Today corporate America is using the same approach to teach ethics. The tough guys this time are corporate executives who've served prison time for accounting fraud, stock manipulation and other such crimes and who now lecture their fellow executives and business students on the dangers of ethical misbehavior. Their message: You're going to get caught and humiliated, and even if you don't you'll have trouble sleeping at night.
Two things seem to be driving Scared Straight II: Public concern that the unethical behavior that has been in the news at least since the Enron scandals must be the result of inadequate ethical training, in colleges and elsewhere, and the recent Sarbanes-Oxley legislation, which puts corporate executives at risk for the unethical behavior of their employees -- unless they can show they provided ethics training.
I won't say such an approach does no good, but it is clear to me that whatever good it does has precious little to do with ethics.
Not that ethics can't be taught. It makes absolute sense for a newspaper, for example, to have regular training sessions to discuss with reporters and editors such things as conflicts of interest, pointing out that not everything that is legal is permissible. Trainers could cite specific examples of unacceptable behavior, noting the negative consequences both to the company and to the offending employee.
Recall the cases earlier this year of columnists Armstrong Williams and Maggie Gallagher. They got in trouble -- he for accepting payment for promoting a government initiative, she for doing non-public contract work on the administration's marriage initiative -- not because they are crooks but because neither understood the peculiar ethics of the newsroom. Both came into newspapering through the side door, and thus were not steeped in the rules that major news organizations make for themselves. Training in newspaper ethics would have helped them both avoid a lot of embarrassment.
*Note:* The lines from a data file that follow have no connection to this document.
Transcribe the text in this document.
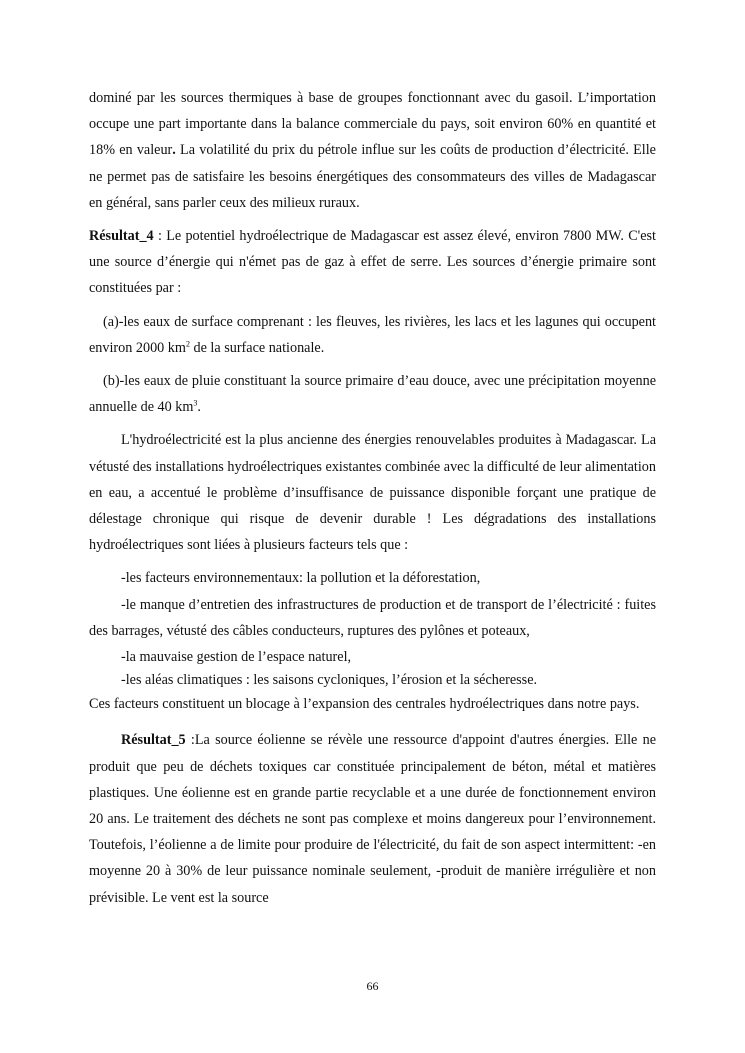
dominé par les sources thermiques à base de groupes fonctionnant avec du gasoil. L’importation occupe une part importante dans la balance commerciale du pays, soit environ 60% en quantité et 18% en valeur. La volatilité du prix du pétrole influe sur les coûts de production d’électricité. Elle ne permet pas de satisfaire les besoins énergétiques des consommateurs des villes de Madagascar en général, sans parler ceux des milieux ruraux.

Résultat_4 : Le potentiel hydroélectrique de Madagascar est assez élevé, environ 7800 MW. C'est une source d’énergie qui n'émet pas de gaz à effet de serre. Les sources d’énergie primaire sont constituées par :

(a)-les eaux de surface comprenant : les fleuves, les rivières, les lacs et les lagunes qui occupent environ 2000 $km^2$ de la surface nationale.

(b)-les eaux de pluie constituant la source primaire d’eau douce, avec une précipitation moyenne annuelle de 40 $km^3$.

L'hydroélectricité est la plus ancienne des énergies renouvelables produites à Madagascar. La vétusté des installations hydroélectriques existantes combinée avec la difficulté de leur alimentation en eau, a accentué le problème d’insuffisance de puissance disponible forçant une pratique de délestage chronique qui risque de devenir durable ! Les dégradations des installations hydroélectriques sont liées à plusieurs facteurs tels que :

-les facteurs environnementaux: la pollution et la déforestation,

-le manque d’entretien des infrastructures de production et de transport de l’électricité : fuites des barrages, vétusté des câbles conducteurs, ruptures des pylônes et poteaux,

-la mauvaise gestion de l’espace naturel,

-les aléas climatiques : les saisons cycloniques, l’érosion et la sécheresse.

Ces facteurs constituent un blocage à l’expansion des centrales hydroélectriques dans notre pays.

Résultat_5 :La source éolienne se révèle une ressource d'appoint d'autres énergies. Elle ne produit que peu de déchets toxiques car constituée principalement de béton, métal et matières plastiques. Une éolienne est en grande partie recyclable et a une durée de fonctionnement environ 20 ans. Le traitement des déchets ne sont pas complexe et moins dangereux pour l’environnement. Toutefois, l’éolienne a de limite pour produire de l'électricité, du fait de son aspect intermittent: -en moyenne 20 à 30% de leur puissance nominale seulement, -produit de manière irrégulière et non prévisible. Le vent est la source

66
But the ethics boom sweeping corporate America proceeds from the assumption that it's possible to teach ethics in general -- and that doing so will reduce the incidence of scandalous corporate behavior.
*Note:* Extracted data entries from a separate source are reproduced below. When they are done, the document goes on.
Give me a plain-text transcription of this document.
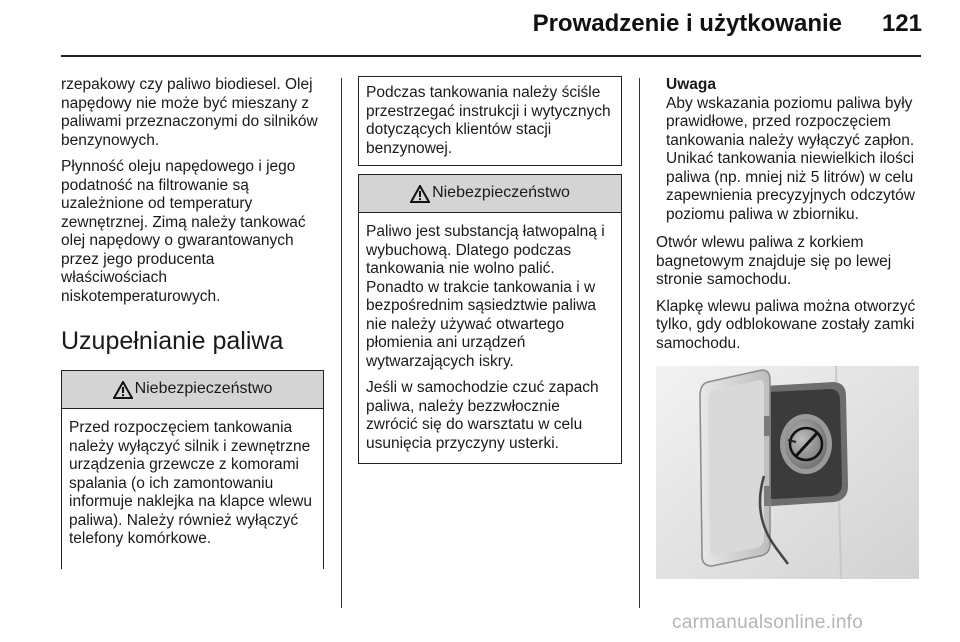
Prowadzenie i użytkowanie 121

rzepakowy czy paliwo biodiesel. Olej napędowy nie może być mieszany z paliwami przeznaczonymi do silników benzynowych.

Płynność oleju napędowego i jego podatność na filtrowanie są uzależnione od temperatury zewnętrznej. Zimą należy tankować olej napędowy o gwarantowanych przez jego producenta właściwościach niskotemperaturowych.

Uzupełnianie paliwa
Niebezpieczeństwo

Przed rozpoczęciem tankowania należy wyłączyć silnik i zewnętrzne urządzenia grzewcze z komorami spalania (o ich zamontowaniu informuje naklejka na klapce wlewu paliwa). Należy również wyłączyć telefony komórkowe.

Podczas tankowania należy ściśle przestrzegać instrukcji i wytycznych dotyczących klientów stacji benzynowej.

Niebezpieczeństwo

Paliwo jest substancją łatwopalną i wybuchową. Dlatego podczas tankowania nie wolno palić. Ponadto w trakcie tankowania i w bezpośrednim sąsiedztwie paliwa nie należy używać otwartego płomienia ani urządzeń wytwarzających iskry.

Jeśli w samochodzie czuć zapach paliwa, należy bezzwłocznie zwrócić się do warsztatu w celu usunięcia przyczyny usterki.

Uwaga
Aby wskazania poziomu paliwa były prawidłowe, przed rozpoczęciem tankowania należy wyłączyć zapłon. Unikać tankowania niewielkich ilości paliwa (np. mniej niż 5 litrów) w celu zapewnienia precyzyjnych odczytów poziomu paliwa w zbiorniku.

Otwór wlewu paliwa z korkiem bagnetowym znajduje się po lewej stronie samochodu.

Klapkę wlewu paliwa można otworzyć tylko, gdy odblokowane zostały zamki samochodu.

carmanualsonline.info
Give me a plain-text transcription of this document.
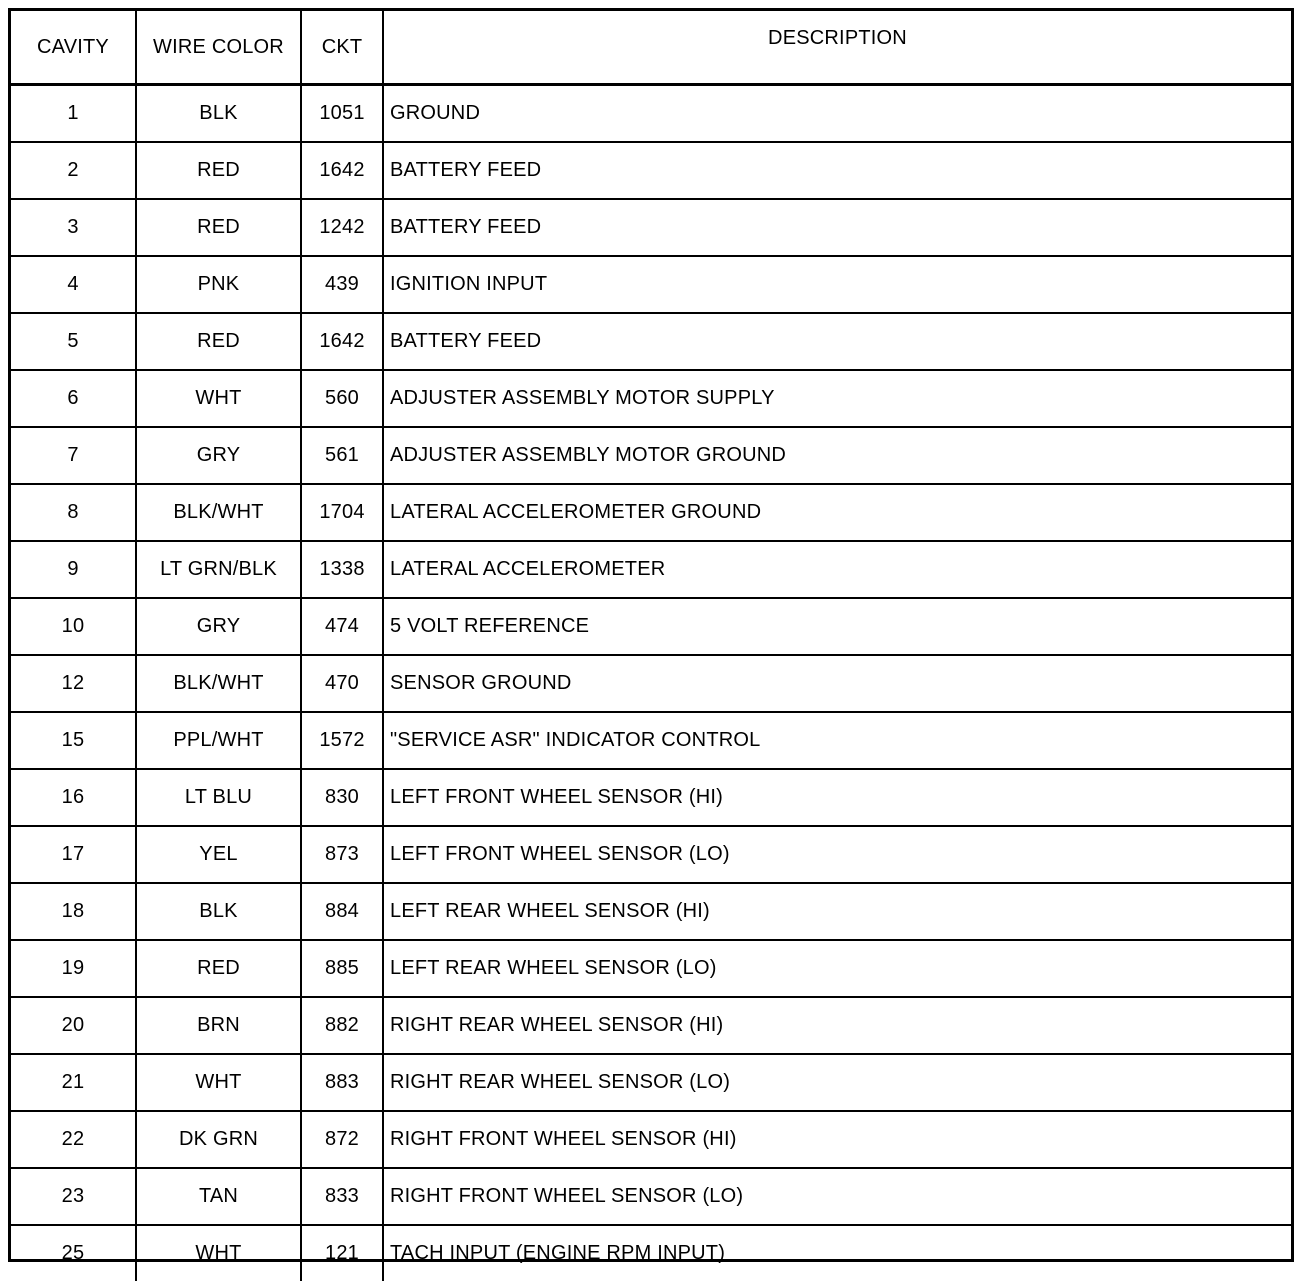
CAVITY	WIRE COLOR	CKT	DESCRIPTION
1	BLK	1051	GROUND
2	RED	1642	BATTERY FEED
3	RED	1242	BATTERY FEED
4	PNK	439	IGNITION INPUT
5	RED	1642	BATTERY FEED
6	WHT	560	ADJUSTER ASSEMBLY MOTOR SUPPLY
7	GRY	561	ADJUSTER ASSEMBLY MOTOR GROUND
8	BLK/WHT	1704	LATERAL ACCELEROMETER GROUND
9	LT GRN/BLK	1338	LATERAL ACCELEROMETER
10	GRY	474	5 VOLT REFERENCE
12	BLK/WHT	470	SENSOR GROUND
15	PPL/WHT	1572	"SERVICE ASR" INDICATOR CONTROL
16	LT BLU	830	LEFT FRONT WHEEL SENSOR (HI)
17	YEL	873	LEFT FRONT WHEEL SENSOR (LO)
18	BLK	884	LEFT REAR WHEEL SENSOR (HI)
19	RED	885	LEFT REAR WHEEL SENSOR (LO)
20	BRN	882	RIGHT REAR WHEEL SENSOR (HI)
21	WHT	883	RIGHT REAR WHEEL SENSOR (LO)
22	DK GRN	872	RIGHT FRONT WHEEL SENSOR (HI)
23	TAN	833	RIGHT FRONT WHEEL SENSOR (LO)
25	WHT	121	TACH INPUT (ENGINE RPM INPUT)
The assumption misses what Noah Pickus, associate director of the Kenan Institute for Ethics at Duke University, sees as two important aspects of corporate ethics.
The first is that the most worrisome ethical lapses -- think of the miscreants at places like Adelphia, Arthur Andersen, Enron, WorldCom or HealthSouth -- are not the result of insufficient knowledge of the rules. They mostly involve calculated attempts to circumvent the rules.
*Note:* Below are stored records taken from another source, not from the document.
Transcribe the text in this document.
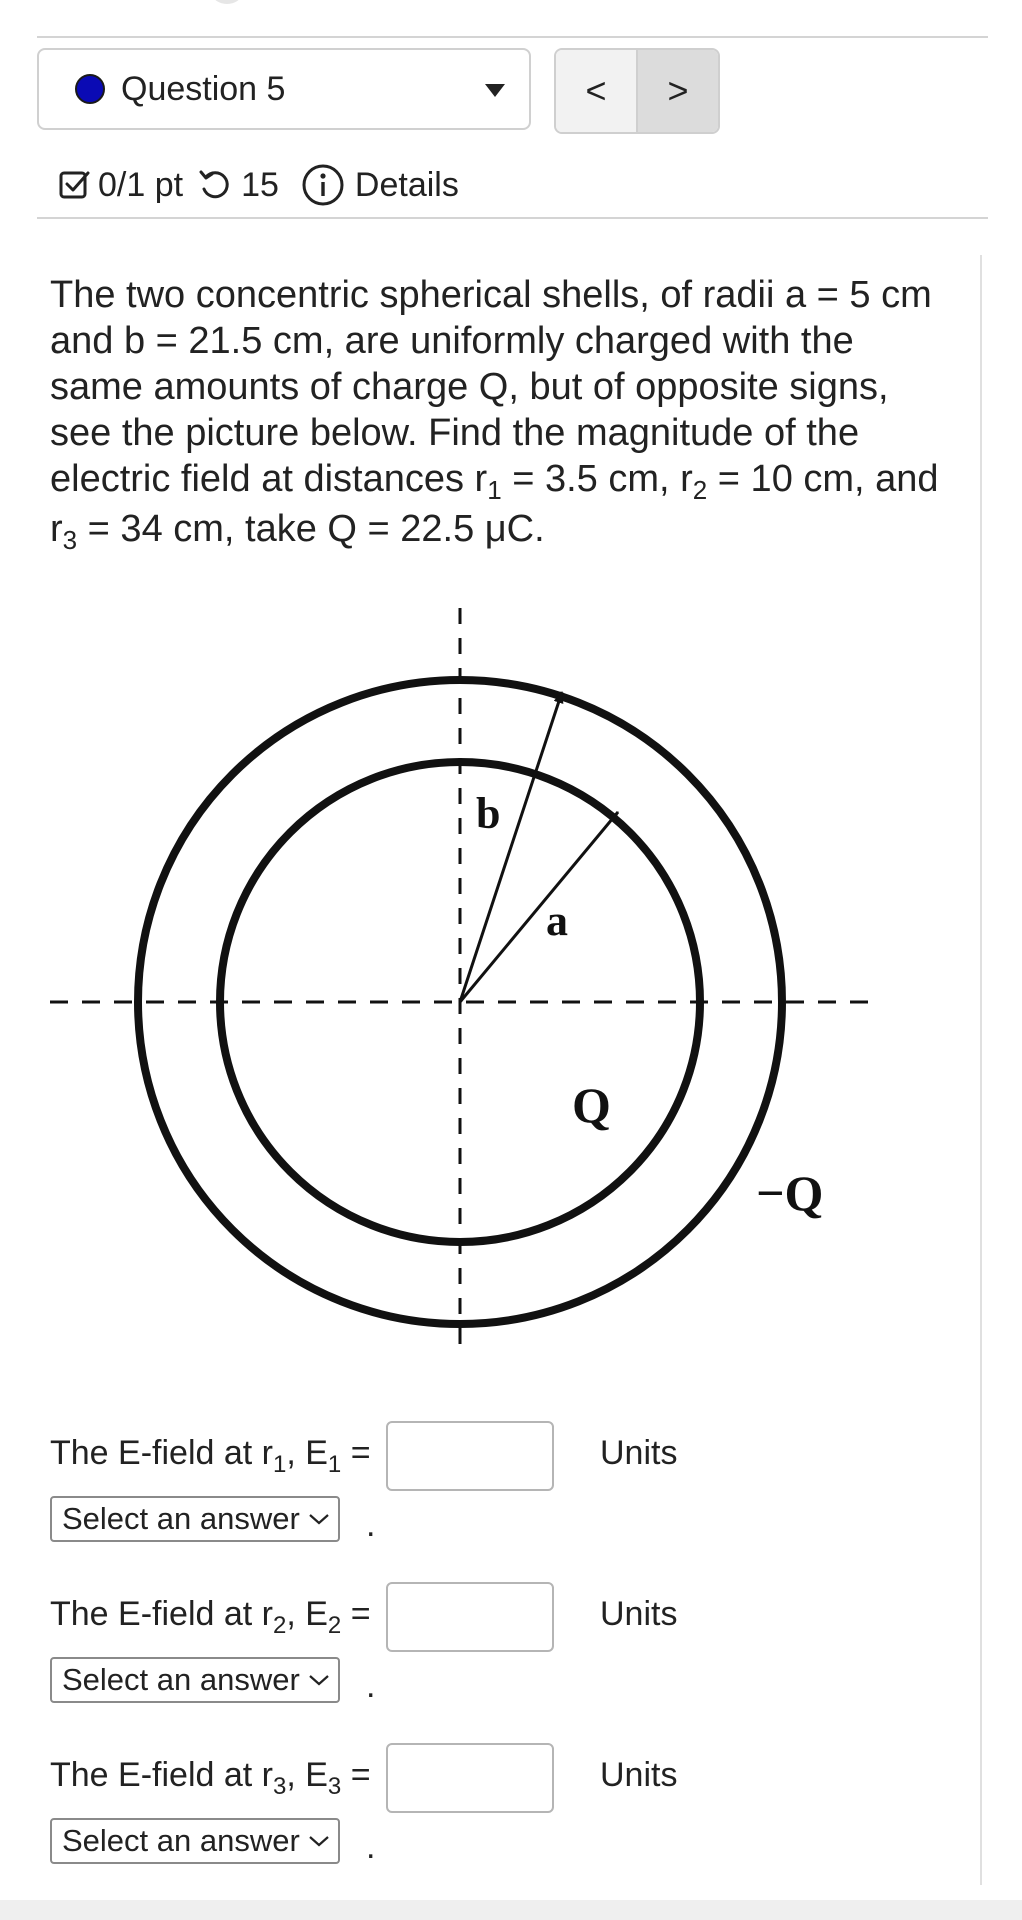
Question 5	<	>
0/1 pt 15 Details
The two concentric spherical shells, of radii a = 5 cm
and b = 21.5 cm, are uniformly charged with the
same amounts of charge Q, but of opposite signs,
see the picture below. Find the magnitude of the
electric field at distances $r_1 = 3.5$ cm, $r_2 = 10$ cm, and
$r_3 = 34$ cm, take Q = 22.5 μC.
b
a
Q
−Q
The E-field at $r_1$, $E_1$ =	Units
Select an answer .
The E-field at $r_2$, $E_2$ =	Units
Select an answer .
The E-field at $r_3$, $E_3$ =	Units
Select an answer .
The second is that corporations tend to enforce, for good or ill, their own ethical standards. "Institutions have ethical cultures," Pickus says. "Individuals are shaped by, and respond to, those cultures. Rules are always important, but more important is how those rules are aligned with what people 'know' about what the institution allows or encourages."
Pickus says he's all for refresher courses, particularly training that connects decision-making to the rules and culture of the place. But absent such a connection, the rules are bulletin-board boilerplate, more for display than for guidance.
"If a corporation is serious about ethical standards, it will show up not just in rules but in performance reviews -- in the entire culture of the place," he says. "I mean, what does it say when the people who have gone to jail for various kinds of fraud were, before their convictions, systematically promoted by their companies?"
So, is Pickus saying corporations are wasting the money they are spending on ethics training -- an estimated $6.1 billion this year just to meet the requirements of Sarbanes-Oxley? "It is fair to say that scaring people into improving their behavior may be one effective tool," he says. "But clearly for the long run, it has nothing to do with the way your company operates. Indeed, it suggests that the whole problem is about bad people rather than about poorly designed structures."